When I began at Sur La Table I had no idea what made a knife nice, especially not what made a knife special enough to spend hundreds of dollars on a single piece. Now I know that there are so many different kinds of steel, and they all perform differently. A great knife is one of the most cost-effective ways to upgrade your cooking experience. Prep work will go faster and your cuts will be nicer, easier, more precise.
When I chatted about the new additions to my kitchen, I mentioned that the Japanese steel is sharper and will hold its edge longer. Simply put, Japanese knives can be sharpened to a much more acute angle than German knives, and will stay that way longer, however one must be more careful with them because the sharpness of the steel translates to hardness, and tendency to chip. German steel is softer, more malleable, which dulls more quickly but sharpens up nicely, and doesn’t chip (unless something really drastic happens). Many cooks have one or two of both kinds.
For this reason, someone who has made a real investment in their knives should get the proper honing steel, as well. A German honing steel, for example, isn’t a hard enough metal to clean up the edge on a Japanese knife. A Japanese steel is harder than a Japanese and German knife, however, and can be used for either of them. There are inexpensive ones out there. How do you know if it’s time to use a honing steel? Carefully draw your finger down from the spine of the knife and past the sharp edge of the blade. If you feel a little catch or hook at the edge, it’s time to hone. Never, ever check the sharpness of a knife by feeling the sharp edge with your finger–they can be sharper than you think!
If you don’t know already, here’s
an awkward picture of how to hold a knife. Pinch the point where the blade meets the handle. Then wrap the rest of your fingers around the handle to form your grip. This puts the knife in line with your whole arm, and relieves the wrist of unnecessary work. If it feels weird, do your prep work while holding the knife this way for a couple of days, then try the “old” way. My guess is that the old way will now feel more awkward and unwieldy!
As far as choosing your new knife, the best thing to do is find an opportunity to try out several brands, shapes, and styles. My store lets customers test them, and I have seen other kitchen stores that also provide this option. If they don’t have any food for you to chop, at least take the opportunity to wrap your hand around the handle and fake it. The weight and handle should feel good. There’s not really one “best” knife for everyone, that’s why there are so many options out there!
And a quick & dirty review of my choices: I love the two I chose. They are both light yet well balanced.
- Global is a favorite brand of those in the restaurant industry because they are durable and a cinch to keep clean (since they’re all one piece). Some people don’t like the handle because they’re so unique and seem a bit small, but I really like it, especially for a small knife life my nakiri. This is and will continue to be my go-to prep knife for small jobs.
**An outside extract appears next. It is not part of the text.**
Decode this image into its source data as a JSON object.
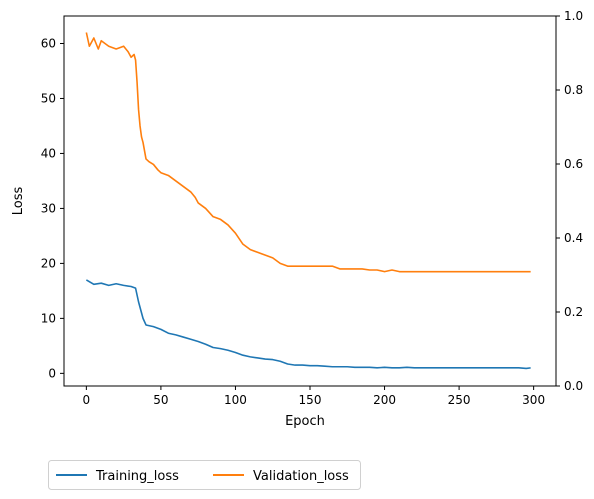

- The Shun Sora line just came out. They are not only less expensive than Shun Classic but the bright reflective steel should resist rust/patina more than the damascus pattern of the Classic. It cuts like a dream through everything. We made tacos the other night and cutting lettuce, tomatoes, and even cooked steak (medium and well done) was effortless. I look forward to many happy years together with this knife ;)
What kind of knives do you have? Are you in love with them or are you interested in upgrading?
The Small Print: I wasn’t paid or perked to write my knife posts, in fact I bought these knives with my own cold hard cash after lots of hemming and hawing about what to get. I did use an employee discount. Lots of bloggers get free stuff in order to write reviews; I am not one of them.